Now she's visiting Richard
to show him how she transformed that old tin trunk.
-How are you doing?
-Very good, thank you.
-I said when we met at the tip that I'd like to come and catch up with you about your old trunk.
So I'm here. Have you thought about what we might have done with it?
Not a clue. I mean, there were some paint marks on it that probably needed cleaning off,
but not a clue what they would have done with it, to be honest.

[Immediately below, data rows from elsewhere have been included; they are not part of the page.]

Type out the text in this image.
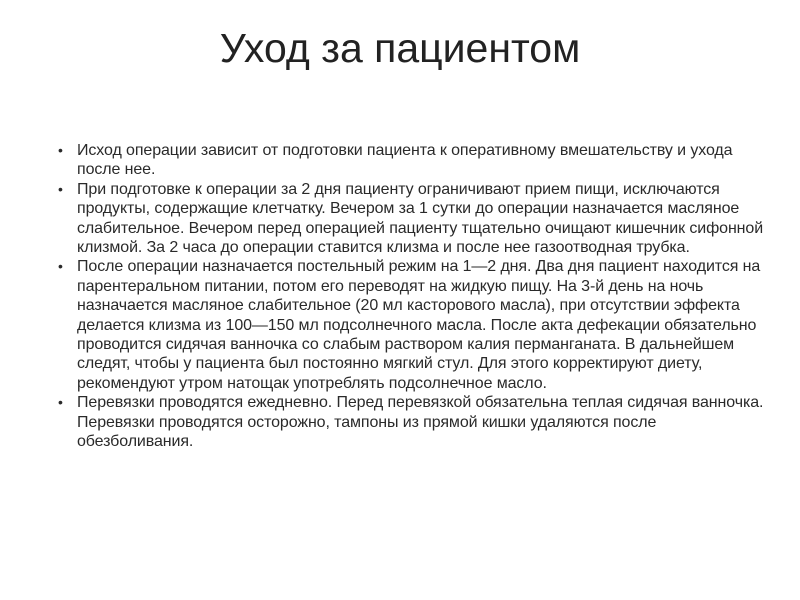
Уход за пациентом
• Исход операции зависит от подготовки пациента к оперативному вмешательству и ухода после нее.
• При подготовке к операции за 2 дня пациенту ограничивают прием пищи, исключаются продукты, содержащие клетчатку. Вечером за 1 сутки до операции назначается масляное слабительное. Вечером перед операцией пациенту тщательно очищают кишечник сифонной клизмой. За 2 часа до операции ставится клизма и после нее газоотводная трубка.
• После операции назначается постельный режим на 1—2 дня. Два дня пациент находится на парентеральном питании, потом его переводят на жидкую пищу. На 3-й день на ночь назначается масляное слабительное (20 мл касторового масла), при отсутствии эффекта делается клизма из 100—150 мл подсолнечного масла. После акта дефекации обязательно проводится сидячая ванночка со слабым раствором калия перманганата. В дальнейшем следят, чтобы у пациента был постоянно мягкий стул. Для этого корректируют диету, рекомендуют утром натощак употреблять подсолнечное масло.
• Перевязки проводятся ежедневно. Перед перевязкой обязательна теплая сидячая ванночка. Перевязки проводятся осторожно, тампоны из прямой кишки удаляются после обезболивания.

We were just looking to get rid of it.
It was an old trunk and no-one would want it.
It turns out your trunk was a very lucky trunk, because I work with a designer called Daniel Heath,
who is the most amazing surface-pattern designer.
-Do you want to see what he did?
-I'd love to, yes.
OK, so, I think you probably remember it looking more like this.
And this is Daniel with his finished piece.
-What do you reckon?
-Can you imagine that your trunk
would ever have ended up looking like that?
I would never have thought it would look like that.
He's done a brilliant job on it.
So I showed it to a dealer that I work with
and he came along and snapped it up.
It's a great thing, and actually managed to make some profit for you.
So I have got £125 here for you...
-Wow, that's great!
-..for your old trunk.
-I never expected to get any money for it.
-What would you do with that?
Well, we're going away in the summer so we'll probably put it towards that,
to have a nice time with the children.
I think that's a great thing to do with it, and thank you so much
for taking the time, at the tip and today, to let me catch up with you.
-No problem at all.
-Thank you ever so much.
I think both Richard and I were surprised with how much
Daniel managed to achieve with that old trunk,
and it sounds like the family are going to have a few special treats on holiday now.
So, Daniel charged Sarah £275 for the makeover.
Sarah sold it to Nick for 400
and Richard gets to put £125 into the holiday kitty.
Sarah upcycled three unwanted items.
They proved to be a good bit of business
and good for the environment.
Rather than being chucked in the landfill,
they're being cherished in a home.
Well, they were three brilliant transformations,
from tip-bound to top end,
with money for nothing made along the way.
Sarah saves an interesting collection of items that were destined for the tip in Walsall, but can an old phone chair, a metal chest and some offcuts of wood be changed from drab to designer? Upcycling expert Jay Blades is a master with a paintbrush and is out to convince Sarah that his bright and bold design ideas can make an old bit of furniture cool again, while award-winning designer Daniel Heath has his hands full giving the old metal chest a retro makeover.